From the Guidelines
Factor 8 deficiency (hemophilia A) is primarily caused by genetic mutations in the F8 gene located on the X chromosome, which is why it predominantly affects males through X-linked recessive inheritance. Women can be carriers of the mutation and may experience mild symptoms. About 30% of cases occur without a family history due to spontaneous mutations 1. Acquired factor 8 deficiency can develop later in life through autoimmune conditions where the body produces antibodies against its own factor 8, often associated with pregnancy, autoimmune disorders like rheumatoid arthritis or lupus, certain cancers, or as a reaction to medications. Severe liver disease can also cause factor 8 deficiency since the liver produces many clotting factors. Von Willebrand disease, while technically a different condition, can present with reduced factor 8 activity because von Willebrand factor protects factor 8 from degradation in the bloodstream.
Key Points
- Hemophilia A results from deficiency of functional coagulation factor (F)VIII and is more common than hemophilia B, accounting for about 80% to 85% of all hemophilia cases 1.
- The estimated prevalence of hemophilia A and B (all severities) at birth is 24.6 and 5.0 cases per 100,000 males, respectively 1.
- Individuals with hemophilia live with an increased risk of excessive bleeding, which varies according to the baseline factor plasma levels 1.
- Treatment approaches differ based on whether the deficiency is inherited or acquired, with replacement therapy being common for inherited forms and immunosuppression often needed for acquired forms. Recently, nonreplacement therapies have emerged as new treatment options for hemophilia, such as emicizumab, an alternative to FVIII concentrates and bypassing agents for the prophylactic treatment of patients with severe hemophilia A with and without inhibitors 1.
Considerations
- The cumulative incidence of inhibitors is higher for patients with severe hemophilia A (20%-35%) than with severe hemophilia B (4%-9%) 1.

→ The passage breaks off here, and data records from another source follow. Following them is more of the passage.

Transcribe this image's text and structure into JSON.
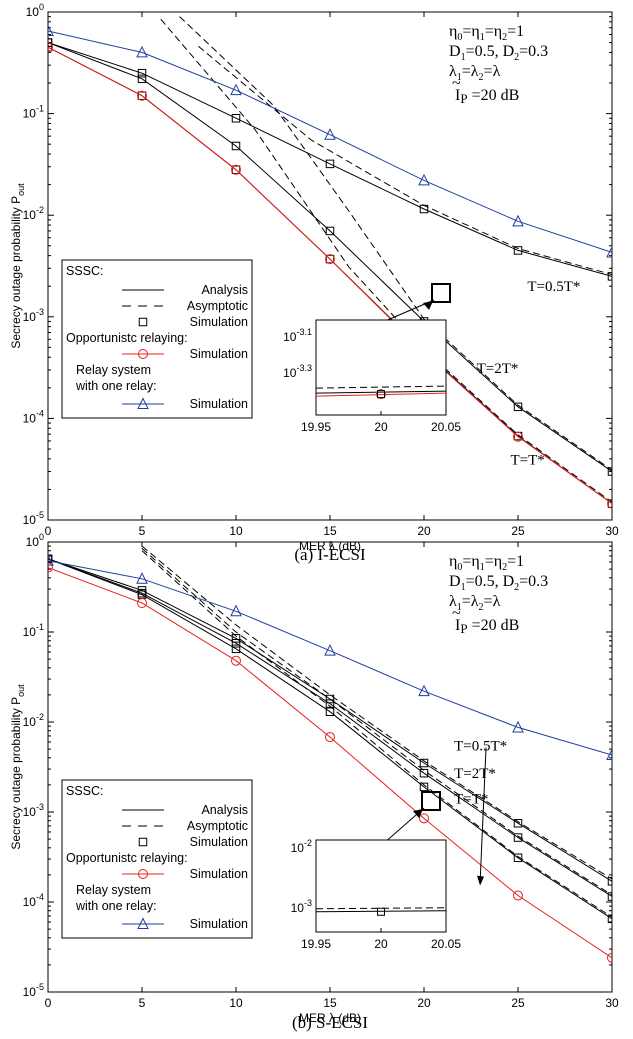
{
  "colors": {
    "analysis": "#000000",
    "opportunistic": "#e8211d",
    "relay": "#1f3e9e"
  },
  "chart_data": [
    {
      "type": "line",
      "caption": "(a)  I-ECSI",
      "xlabel": "MER   λ (dB)",
      "ylabel": "Secrecy outage probability    P",
      "ylabel_sub": "out",
      "xlim": [
        0,
        30
      ],
      "ylim": [
        1e-05,
        1
      ],
      "yscale": "log",
      "xticks": [
        "0",
        "5",
        "10",
        "15",
        "20",
        "25",
        "30"
      ],
      "yticks": [
        {
          "e": "0"
        },
        {
          "e": "-1"
        },
        {
          "e": "-2"
        },
        {
          "e": "-3"
        },
        {
          "e": "-4"
        },
        {
          "e": "-5"
        }
      ],
      "annotations": [
        "η0=η1=η2=1",
        "D1=0.5, D2=0.3",
        "λ1=λ2=λ",
        "Ip =20 dB"
      ],
      "curve_labels": [
        {
          "text": "T=0.5T*",
          "x": 25.5,
          "y": 0.0018
        },
        {
          "text": "T=2T*",
          "x": 22.8,
          "y": 0.00028
        },
        {
          "text": "T=T*",
          "x": 24.6,
          "y": 3.5e-05
        }
      ],
      "legend": {
        "title": "SSSC:",
        "analysis": "Analysis",
        "asymptotic": "Asymptotic",
        "simulation": "Simulation",
        "opp": "Opportunistc relaying:",
        "opp_sim": "Simulation",
        "relay1": "Relay system",
        "relay2": "with one relay:",
        "relay_sim": "Simulation"
      },
      "inset": {
        "xticks": [
          "19.95",
          "20",
          "20.05"
        ],
        "yticks": [
          {
            "e": "-3.1"
          },
          {
            "e": "-3.3"
          }
        ]
      },
      "x": [
        0,
        5,
        10,
        15,
        20,
        25,
        30
      ],
      "series": [
        {
          "group": "SSSC T=0.5T*",
          "analysis": [
            0.5,
            0.25,
            0.09,
            0.032,
            0.0115,
            0.0045,
            0.0025
          ],
          "asymptotic": [
            [
              8,
              0.46
            ],
            [
              14,
              0.055
            ],
            [
              20,
              0.0125
            ],
            [
              25,
              0.0047
            ],
            [
              30,
              0.0026
            ]
          ],
          "simulation": [
            0.5,
            0.25,
            0.09,
            0.032,
            0.0115,
            0.0045,
            0.0025
          ]
        },
        {
          "group": "SSSC T=2T*",
          "analysis": [
            0.5,
            0.22,
            0.048,
            0.007,
            0.0009,
            0.00013,
            3e-05
          ],
          "asymptotic": [
            [
              7,
              0.9
            ],
            [
              12,
              0.12
            ],
            [
              16,
              0.011
            ],
            [
              20,
              0.00095
            ],
            [
              25,
              0.000135
            ],
            [
              30,
              3.1e-05
            ]
          ],
          "simulation": [
            0.5,
            0.22,
            0.048,
            0.007,
            0.0009,
            0.00013,
            3e-05
          ]
        },
        {
          "group": "SSSC T=T*",
          "analysis": [
            0.45,
            0.15,
            0.028,
            0.0037,
            0.00046,
            6.7e-05,
            1.45e-05
          ],
          "asymptotic": [
            [
              6,
              0.85
            ],
            [
              11,
              0.07
            ],
            [
              16,
              0.0031
            ],
            [
              20,
              0.00048
            ],
            [
              25,
              6.9e-05
            ],
            [
              30,
              1.5e-05
            ]
          ],
          "simulation": [
            0.45,
            0.15,
            0.028,
            0.0037,
            0.00046,
            6.7e-05,
            1.45e-05
          ]
        },
        {
          "group": "Opportunistc relaying",
          "simulation": [
            0.45,
            0.15,
            0.028,
            0.0037,
            0.00045,
            6.6e-05,
            1.45e-05
          ]
        },
        {
          "group": "Relay system with one relay",
          "simulation": [
            0.65,
            0.4,
            0.17,
            0.062,
            0.022,
            0.0087,
            0.0043
          ]
        }
      ]
    },
    {
      "type": "line",
      "caption": "(b)  S-ECSI",
      "xlabel": "MER   λ (dB)",
      "ylabel": "Secrecy outage probability    P",
      "ylabel_sub": "out",
      "xlim": [
        0,
        30
      ],
      "ylim": [
        1e-05,
        1
      ],
      "yscale": "log",
      "xticks": [
        "0",
        "5",
        "10",
        "15",
        "20",
        "25",
        "30"
      ],
      "yticks": [
        {
          "e": "0"
        },
        {
          "e": "-1"
        },
        {
          "e": "-2"
        },
        {
          "e": "-3"
        },
        {
          "e": "-4"
        },
        {
          "e": "-5"
        }
      ],
      "annotations": [
        "η0=η1=η2=1",
        "D1=0.5, D2=0.3",
        "λ1=λ2=λ",
        "Ip =20 dB"
      ],
      "curve_labels": [
        {
          "text": "T=0.5T*",
          "x": 21.6,
          "y": 0.0048
        },
        {
          "text": "T=2T*",
          "x": 21.6,
          "y": 0.0024
        },
        {
          "text": "T=T*",
          "x": 21.6,
          "y": 0.00125
        }
      ],
      "legend": {
        "title": "SSSC:",
        "analysis": "Analysis",
        "asymptotic": "Asymptotic",
        "simulation": "Simulation",
        "opp": "Opportunistc relaying:",
        "opp_sim": "Simulation",
        "relay1": "Relay system",
        "relay2": "with one relay:",
        "relay_sim": "Simulation"
      },
      "inset": {
        "xticks": [
          "19.95",
          "20",
          "20.05"
        ],
        "yticks": [
          {
            "e": "-2"
          },
          {
            "e": "-3"
          }
        ]
      },
      "x": [
        0,
        5,
        10,
        15,
        20,
        25,
        30
      ],
      "series": [
        {
          "group": "SSSC T=0.5T*",
          "analysis": [
            0.65,
            0.29,
            0.085,
            0.018,
            0.0035,
            0.00075,
            0.00017
          ],
          "asymptotic": [
            [
              5,
              0.9
            ],
            [
              10,
              0.12
            ],
            [
              15,
              0.02
            ],
            [
              20,
              0.0037
            ],
            [
              25,
              0.00078
            ],
            [
              30,
              0.00018
            ]
          ],
          "simulation": [
            0.65,
            0.29,
            0.085,
            0.018,
            0.0035,
            0.00075,
            0.00017
          ]
        },
        {
          "group": "SSSC T=2T*",
          "analysis": [
            0.65,
            0.27,
            0.075,
            0.016,
            0.0027,
            0.00052,
            0.000115
          ],
          "asymptotic": [
            [
              5,
              0.85
            ],
            [
              10,
              0.1
            ],
            [
              15,
              0.018
            ],
            [
              20,
              0.0029
            ],
            [
              25,
              0.00054
            ],
            [
              30,
              0.00012
            ]
          ],
          "simulation": [
            0.65,
            0.27,
            0.075,
            0.016,
            0.0027,
            0.00052,
            0.000115
          ]
        },
        {
          "group": "SSSC T=T*",
          "analysis": [
            0.65,
            0.26,
            0.065,
            0.013,
            0.0019,
            0.00031,
            6.5e-05
          ],
          "asymptotic": [
            [
              5,
              0.8
            ],
            [
              10,
              0.09
            ],
            [
              15,
              0.015
            ],
            [
              20,
              0.002
            ],
            [
              25,
              0.00032
            ],
            [
              30,
              6.8e-05
            ]
          ],
          "simulation": [
            0.65,
            0.26,
            0.065,
            0.013,
            0.0019,
            0.00031,
            6.5e-05
          ]
        },
        {
          "group": "Opportunistc relaying",
          "simulation": [
            0.52,
            0.21,
            0.048,
            0.0068,
            0.00085,
            0.000118,
            2.4e-05
          ]
        },
        {
          "group": "Relay system with one relay",
          "simulation": [
            0.62,
            0.39,
            0.17,
            0.062,
            0.022,
            0.0087,
            0.0043
          ]
        }
      ]
    }
  ]
}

- The main risk factors for inhibitor development are hemophilia severity, F8/F9 genotype, and cumulative exposure to FVIII and FIX concentrates 1.
- Bypassing agents such as recombinant activated FVII (FVIIa) and activated prothrombin complex concentrate can be used to treat patients with inhibitors whose bleeding does not respond to replacement of the deficient factor 1.
From the Research
Causes of Factor VIII Deficiency
The causes of Factor VIII deficiency, also known as Hemophilia A, are attributed to genetic mutations in the F8 gene.
- The F8 gene mutations can result in quantitative deficiency of coagulation factor VIII (FVIII) 2.
- These mutations can be in the form of premature truncation variants, missense mutations, or splice-site variants 2.
- Large deletions and small insertions and deletions in the F8 gene can also predict unfavorable immune tolerance induction outcome in people with severe hemophilia A and high-responding inhibitors 3.
- A novel deletion mutation of the F8 gene, such as the c.6343delC variant, can also cause hemophilia A by affecting the production of factor VIII 4.
- The genetic variants in the F8 gene can lead to the development of neutralizing anti-FVIII antibodies (inhibitors) in some individuals with hemophilia A 5.
Genetic Mutations
The genetic mutations in the F8 gene can be classified into different types, including:
- Premature truncation variants (nonsense, frameshift) 2
- Missense mutations 2
- Splice-site variants 2
- Large deletions 3
- Small insertions and deletions 3
- Novel deletion mutations, such as the c.6343delC variant 4
Relationship between Genetic Variants and Disease Severity
There is a relationship between the genetic variants in the F8 gene and the disease severity of hemophilia A.
- Certain genetic variants, such as high-impact genetic variants (nonsense and frameshift), can increase the risk of inhibitor development 2.
- The location of the genetic variant in the F8 gene, such as the heavy or light chain, can also influence the risk of inhibitor development 2.
- The type of genetic variant, such as large deletions or small insertions and deletions, can predict unfavorable immune tolerance induction outcome in people with severe hemophilia A and high-responding inhibitors 3.